The Cardinal has denied he was involved in a cover-up, adding he was not the designated person to report Smyth to authorities back in the 1970s.
"I insist again I did act and acted effectively in that inquiry to produce the grounds for removing Fr Smyth from ministry and specifically it was underlined he was not to hear confessions, and that was very important," he said.
But the revelation will again damage the Catholic Church in Ireland where last year two reports criticised the past mishandling of child sex abuse.
While one found the Catholic Church and Irish Government covered up almost four decades of sexual abuse and beatings by priests and nuns on thousands of children in state care another unveiled a catalogue of cover-ups by the Catholic hierarchy in Dublin to protect the church.
Last month the Cardinal and his bishops were summonsed to Rome to face Pope Benedict XVI - who in recent days was forced to distance himself from a child abuse scandal in his native Germany.
Maeve Lewis, of One in Four, said the latest disclosure removes Cardinal Brady's credibility to provide the leadership.

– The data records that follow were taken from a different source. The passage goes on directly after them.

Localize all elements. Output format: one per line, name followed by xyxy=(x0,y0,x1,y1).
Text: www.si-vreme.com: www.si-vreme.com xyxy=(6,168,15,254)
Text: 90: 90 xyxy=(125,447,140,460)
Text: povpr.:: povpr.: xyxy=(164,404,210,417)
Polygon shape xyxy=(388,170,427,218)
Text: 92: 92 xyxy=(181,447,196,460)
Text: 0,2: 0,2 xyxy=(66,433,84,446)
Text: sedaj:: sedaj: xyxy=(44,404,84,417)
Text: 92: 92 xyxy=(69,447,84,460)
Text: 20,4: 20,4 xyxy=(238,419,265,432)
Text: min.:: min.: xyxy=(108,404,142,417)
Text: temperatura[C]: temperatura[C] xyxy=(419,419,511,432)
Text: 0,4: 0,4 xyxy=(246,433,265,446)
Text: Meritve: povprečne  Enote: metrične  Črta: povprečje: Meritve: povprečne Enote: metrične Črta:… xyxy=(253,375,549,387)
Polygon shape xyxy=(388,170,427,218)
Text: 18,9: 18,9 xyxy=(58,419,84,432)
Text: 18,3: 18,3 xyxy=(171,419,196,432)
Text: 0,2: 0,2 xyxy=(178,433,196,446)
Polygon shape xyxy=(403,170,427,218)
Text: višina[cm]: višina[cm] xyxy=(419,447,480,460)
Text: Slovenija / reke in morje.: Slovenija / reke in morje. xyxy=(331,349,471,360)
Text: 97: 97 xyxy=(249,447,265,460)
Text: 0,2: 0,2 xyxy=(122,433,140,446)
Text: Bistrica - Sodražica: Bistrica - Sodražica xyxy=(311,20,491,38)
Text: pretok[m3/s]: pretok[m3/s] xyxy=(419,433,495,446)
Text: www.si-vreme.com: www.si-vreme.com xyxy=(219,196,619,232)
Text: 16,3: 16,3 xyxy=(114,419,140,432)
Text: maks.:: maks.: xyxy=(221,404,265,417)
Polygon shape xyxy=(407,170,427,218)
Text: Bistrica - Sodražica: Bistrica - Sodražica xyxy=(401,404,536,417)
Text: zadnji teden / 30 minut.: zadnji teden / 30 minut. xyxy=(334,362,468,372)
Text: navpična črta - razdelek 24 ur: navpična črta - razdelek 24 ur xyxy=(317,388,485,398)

"We cannot know how many children may have been saved from harm if Brendan Smyth had been prosecuted in the 1970s, but all those who were party to the decision to protect him carry a heavy responsibility for the victims suffering," said Ms Lewis.
Meanwhile Andrew Madden, who in 1995 became the first in Ireland to go public with an abuse lawsuit against the church, said he was not shocked the most senior cleric in the country could be implicated in a cover-up.
"I have always thought the abuse of children was widespread across the country and I believe every Diocese in the country will have allegations which were mishandled," said Mr Madden.
"It's only a case of when people are found out."